Vaccination consists of a single dose; the person vaccinated must return to the health care provider 6 to 8 days after vaccination to determine whether vaccination was successful.
After primary vaccination, protection against smallpox is likely to persist for 5 to 10 years.
Revaccination is routinely recommended for:
- Certain laboratory workers
- Persons who administer smallpox vaccine
- U.S. military personnel (may be required)
- Designated civilian first responders
In the event of a credible smallpox threat or outbreak, "out-the-door" revaccination is recommended for:
- Civilian first responders (i.e., previously vaccinated public health and health care volunteers in the U.S. Civilian Smallpox Preparedness and Response Program).
- Persons administering the vaccine, regardless of interval since last dose.
For travel, vaccination with smallpox vaccine is not recommended unless otherwise indicated.
Side effects include sore arm with redness, itching, pain, or swelling at the injection site; swollen, tender lymph nodes in the armpit; low-grade fever with headache, muscle aches, nausea, or fatigue.
Serious side effects include myocarditis, generalized spread of the virus in the bloodstream or to the brain, and a life-threatening rash.

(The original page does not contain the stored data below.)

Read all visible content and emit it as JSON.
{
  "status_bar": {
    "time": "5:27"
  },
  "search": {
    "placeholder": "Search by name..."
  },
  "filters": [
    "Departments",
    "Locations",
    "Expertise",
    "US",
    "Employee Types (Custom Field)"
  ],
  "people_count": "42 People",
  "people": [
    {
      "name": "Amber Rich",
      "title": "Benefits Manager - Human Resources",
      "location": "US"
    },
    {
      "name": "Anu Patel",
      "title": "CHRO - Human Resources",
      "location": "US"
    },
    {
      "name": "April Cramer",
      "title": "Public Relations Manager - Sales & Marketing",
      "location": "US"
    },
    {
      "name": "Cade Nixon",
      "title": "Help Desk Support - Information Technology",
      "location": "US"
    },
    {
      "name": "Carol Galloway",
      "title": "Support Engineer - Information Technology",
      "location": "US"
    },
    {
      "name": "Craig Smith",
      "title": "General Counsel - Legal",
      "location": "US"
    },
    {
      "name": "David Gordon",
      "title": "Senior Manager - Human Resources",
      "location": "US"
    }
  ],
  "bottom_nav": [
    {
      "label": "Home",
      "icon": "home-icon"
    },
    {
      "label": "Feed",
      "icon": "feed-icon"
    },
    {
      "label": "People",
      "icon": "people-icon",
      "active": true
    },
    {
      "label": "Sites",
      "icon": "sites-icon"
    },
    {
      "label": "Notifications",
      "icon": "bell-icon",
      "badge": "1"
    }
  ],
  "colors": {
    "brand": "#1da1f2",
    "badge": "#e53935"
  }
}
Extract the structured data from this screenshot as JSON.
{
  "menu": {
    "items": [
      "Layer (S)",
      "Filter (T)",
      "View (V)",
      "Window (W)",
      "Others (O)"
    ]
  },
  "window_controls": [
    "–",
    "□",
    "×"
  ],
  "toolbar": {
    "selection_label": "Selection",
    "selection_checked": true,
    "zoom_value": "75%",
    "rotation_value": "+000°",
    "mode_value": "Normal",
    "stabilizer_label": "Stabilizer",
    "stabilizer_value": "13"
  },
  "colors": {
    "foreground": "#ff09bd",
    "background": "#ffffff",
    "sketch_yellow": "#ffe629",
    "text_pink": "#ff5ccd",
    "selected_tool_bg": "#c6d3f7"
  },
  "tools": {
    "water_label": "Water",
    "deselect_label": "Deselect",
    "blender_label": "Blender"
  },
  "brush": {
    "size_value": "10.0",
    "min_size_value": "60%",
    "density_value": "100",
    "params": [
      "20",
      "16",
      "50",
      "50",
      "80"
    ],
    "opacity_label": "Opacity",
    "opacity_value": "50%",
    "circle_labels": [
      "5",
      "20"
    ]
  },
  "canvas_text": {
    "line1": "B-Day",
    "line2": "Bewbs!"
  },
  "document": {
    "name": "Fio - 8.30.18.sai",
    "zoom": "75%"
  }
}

Persons with underlying medical conditions or compromised immunity should not receive smallpox vaccine. Speak to your health care provider regarding any concerns about this vaccine.
When indicated, 1 dose is given. Timing of revaccination (if needed) depends on the level of risk and ranges from 3 to 10 years.
Care of the Vaccination Site
The live vaccinia virus can shed from the vaccination site and be spread to other parts of the body or to other people. After vaccination:
- Cover the vaccination site with sterile gauze after inoculation; keep it clean and dry to avoid infection and prevent transmission to other parts of the body or to other people.
- Apply povidone-iodine ointment to the vaccination site (every 1-3 days starting on day 7 after vaccination) to minimize the risk of transmission.
- Wear a long-sleeved shirt over the gauze-covered site.
- Do not scratch or rub the site.
- Change the dressing every 1 to 2 days (or if it becomes wet).
- Carefully discard any gauze in plastic bags.
- Wash hands thoroughly with soap and water or with disinfecting agents after any contact with the site, the gauze dressing, or materials that have come in contact with the site (clothing, bedding, etc.).
- Wash clothing or bedding that comes into contact with the vaccination site in hot water.